= Yang Shouren =

Chinese academic (born 1933)

Yang Shouren (杨守仁; born 22 April 1933) is a professor in the School of Earth and Space Sciences in Peking University.

== Life and career ==
Yang was born in Xiayang village in Putian, Fujian, China on April 22, 1933. He attended the First High School in Putian starting in February in 1951. After his graduation in July 1953, Yang enrolled in China University of Geosciences. Upon graduation with a bachelor's degree in 1957, he started to teach in the School of Earth and Space Sciences at Peking University. He taught and conducted research in the areas of geology, paleontology, and stratigraphy.

== Major accomplishments ==
In the 1980s, Yang finished five national projects by collaborating with other geologists. After 1992, he independently led and completed three national projects. He actively collaborated with other geologists worldwide and wrote 55 publications in total. His works were frequently cited, highly appraised, and received many awards.

In 1984, he received the award of Best Sci-Tech Achievements from the Ministry of Geology and Mineral Resources of P.R. China. In 1992, he won the Excellent Achievement Award in Eighty Five Major Sci-Tech Projects from China Petroleum Natural Gas Corporation.

In 1993 and 1996, one of his papers won the Sci-Tech Achievement Award from Peking University and the second place S&T Achievements Granted with National S&T Progress Awards from National Education Department respectively. Professor Yang also won Award of Teaching Excellency in Peking University in the academic year 1989-1990 and received a national award in 1998.

Yang Shouren, as the editor-in-chief, organized the compilation of the Geology volumes in China Earth Sciences series, which was published in 2018.

== Publications ==
Publications on conodonts:
1. 广西西部早、中三叠世序列；
2. 江西信丰县铁石口地区二叠—三叠纪牙形动物群的发现及其意义；
3. 江苏镇江Hypophice-ras 层中的二叠纪牙形石及其意义；
4. 贵州西南部"法郎组"牙形石及其时代；
5. Ladinian-Carnian Conodonts and Their Biostratigraphy in Asia；
6. 广西二叠—三叠系界线层牙形石演化、分带及二叠—三叠系界线
7. 中国三叠纪牙形石的古生物地理分区。

Publications on bivalves：
1. 北京西山门头沟群窑坡祖双壳类化石；
2. 广西西部早三叠世双壳类组合；
3. 海南岛南岸全新世海滩岩中的贝类及其气候特征。

Publications on cephalopods:
1. Cephalopods of the “Falang Formation”(Triassic) from Guanling and Zhenfeng Counties, Guizhou Province, China.

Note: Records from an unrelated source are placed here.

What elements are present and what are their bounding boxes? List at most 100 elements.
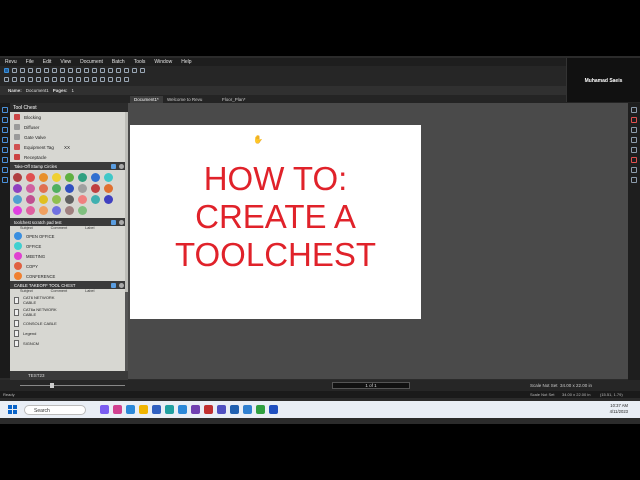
- stamp-circle[interactable]: [104, 195, 113, 204]
- copy-icon[interactable]: [52, 77, 57, 82]
- list-item-open-office[interactable]: OPEN OFFICE: [10, 231, 128, 241]
- markup-list-icon[interactable]: [631, 117, 637, 123]
- stamp-circle[interactable]: [52, 195, 61, 204]
- arrow-tool-icon[interactable]: [68, 68, 73, 73]
- stamp-circle[interactable]: [13, 206, 22, 215]
- signatures-icon[interactable]: [631, 157, 637, 163]
- list-item-copy[interactable]: COPY: [10, 261, 128, 271]
- settings-gear-icon[interactable]: [119, 219, 124, 225]
- stamp-circle[interactable]: [13, 195, 22, 204]
- text-tool-icon[interactable]: [28, 68, 33, 73]
- panel-icon[interactable]: [631, 107, 637, 113]
- stamp-circle[interactable]: [13, 173, 22, 182]
- section-header-scratch-pad[interactable]: toolchest scratch pad test: [10, 218, 128, 226]
- menu-item-window[interactable]: Window: [154, 59, 172, 65]
- list-item-meeting[interactable]: MEETING: [10, 251, 128, 261]
- bold-icon[interactable]: [76, 77, 81, 82]
- cable-item-cat6a[interactable]: CAT6a NETWORK CABLE: [10, 306, 128, 318]
- properties-icon[interactable]: [631, 147, 637, 153]
- color-icon[interactable]: [108, 77, 113, 82]
- settings-gear-icon[interactable]: [119, 163, 124, 169]
- section-header-cable-takeoff[interactable]: CABLE TAKEOFF TOOL CHEST: [10, 281, 128, 289]
- stamp-circle[interactable]: [52, 173, 61, 182]
- align-icon[interactable]: [100, 77, 105, 82]
- tab-welcome[interactable]: Welcome to Revu: [163, 96, 206, 103]
- stamp-circle[interactable]: [78, 206, 87, 215]
- outlook-icon[interactable]: [178, 405, 187, 414]
- tool-item-receptacle[interactable]: Receptacle: [10, 152, 128, 162]
- pan-tool-icon[interactable]: [12, 68, 17, 73]
- layers-icon[interactable]: [631, 127, 637, 133]
- taskbar-search[interactable]: Search: [24, 405, 86, 415]
- stamp-circle[interactable]: [91, 184, 100, 193]
- zoom-tool-icon[interactable]: [20, 68, 25, 73]
- menu-item-revu[interactable]: Revu: [5, 59, 17, 65]
- menu-item-view[interactable]: View: [60, 59, 71, 65]
- menu-item-help[interactable]: Help: [181, 59, 191, 65]
- file-explorer-icon[interactable]: [139, 405, 148, 414]
- print-icon[interactable]: [20, 77, 25, 82]
- tool-item-blocking[interactable]: Blocking: [10, 112, 128, 122]
- page-indicator[interactable]: 1 of 1: [332, 382, 410, 389]
- list-item-conference[interactable]: CONFERENCE: [10, 271, 128, 281]
- stamp-circle[interactable]: [65, 195, 74, 204]
- spaces-icon[interactable]: [631, 177, 637, 183]
- stamp-circle[interactable]: [78, 184, 87, 193]
- shape-tool-icon[interactable]: [52, 68, 57, 73]
- stamp-circle[interactable]: [26, 184, 35, 193]
- layers-icon[interactable]: [2, 147, 8, 153]
- bookmarks-icon[interactable]: [2, 117, 8, 123]
- browser-icon[interactable]: [126, 405, 135, 414]
- app-icon[interactable]: [269, 405, 278, 414]
- redo-icon[interactable]: [36, 77, 41, 82]
- stamp-circle[interactable]: [104, 173, 113, 182]
- open-icon[interactable]: [4, 77, 9, 82]
- app-icon[interactable]: [165, 405, 174, 414]
- menu-item-file[interactable]: File: [26, 59, 34, 65]
- underline-icon[interactable]: [92, 77, 97, 82]
- measurements-icon[interactable]: [631, 137, 637, 143]
- links-icon[interactable]: [2, 167, 8, 173]
- properties-icon[interactable]: [2, 137, 8, 143]
- app-icon[interactable]: [243, 405, 252, 414]
- app-icon[interactable]: [113, 405, 122, 414]
- tab-document1[interactable]: Document1*: [130, 96, 163, 103]
- measure-tool-icon[interactable]: [92, 68, 97, 73]
- stamp-circle[interactable]: [104, 184, 113, 193]
- bottom-scale[interactable]: Scale Not Set: [530, 383, 558, 388]
- select-tool-icon[interactable]: [4, 68, 9, 73]
- zoom-slider-handle[interactable]: [50, 383, 54, 388]
- cable-item-signcm[interactable]: SIGNCM: [10, 338, 128, 348]
- line-width-icon[interactable]: [116, 77, 121, 82]
- stamp-circle[interactable]: [13, 184, 22, 193]
- teams-icon[interactable]: [217, 405, 226, 414]
- stamp-circle[interactable]: [78, 195, 87, 204]
- highlight-tool-icon[interactable]: [44, 68, 49, 73]
- cable-item-legend[interactable]: Legend: [10, 328, 128, 338]
- stamp-circle[interactable]: [91, 173, 100, 182]
- count-tool-icon[interactable]: [108, 68, 113, 73]
- opacity-icon[interactable]: [124, 77, 129, 82]
- stamp-circle[interactable]: [26, 195, 35, 204]
- image-tool-icon[interactable]: [132, 68, 137, 73]
- cut-icon[interactable]: [44, 77, 49, 82]
- studio-icon[interactable]: [2, 177, 8, 183]
- app-icon[interactable]: [152, 405, 161, 414]
- stamp-circle[interactable]: [39, 206, 48, 215]
- mode-icon[interactable]: [111, 163, 116, 169]
- cloud-tool-icon[interactable]: [76, 68, 81, 73]
- windows-start-icon[interactable]: [8, 405, 17, 414]
- stamp-circle[interactable]: [65, 184, 74, 193]
- menu-item-batch[interactable]: Batch: [112, 59, 125, 65]
- area-tool-icon[interactable]: [100, 68, 105, 73]
- font-icon[interactable]: [68, 77, 73, 82]
- stamp-circle[interactable]: [39, 173, 48, 182]
- snapshot-tool-icon[interactable]: [116, 68, 121, 73]
- mode-icon[interactable]: [111, 282, 116, 288]
- zoom-slider[interactable]: [20, 383, 125, 388]
- stamp-circle[interactable]: [65, 173, 74, 182]
- tool-item-diffuser[interactable]: Diffuser: [10, 122, 128, 132]
- eraser-tool-icon[interactable]: [140, 68, 145, 73]
- toolchest-icon[interactable]: [2, 127, 8, 133]
- list-item-office[interactable]: OFFICE: [10, 241, 128, 251]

Publications on beach rocks:
1. Distribution of Holocene Beachrock in China and Climatic Changes；
2. 岛南岸全新世海滩岩中的贝类及其气候特征;
3. 中国全新世海滩岩分布与气候变化;
4. 浙江沿海全新世海滩岩基本特征及其古地理意义。

== Titles ==
Professor in the School of Earth and Space Sciences in Peking University, member of Geological Society of China, member of China Research Society of Palaeontology, member of Pander (Paleontological) Society, former committee member in the Ministry of Geology and Mineral Resources of P.R. China Paleontology Curriculum, former committee member in Geological Society of China Stratigraphic Palaeontology, former committee member in Palaeontological Society of China cephalopod, former Review Panel member in Department of Geology in Peking University, former Editorial board member for Journal of Paleogeography.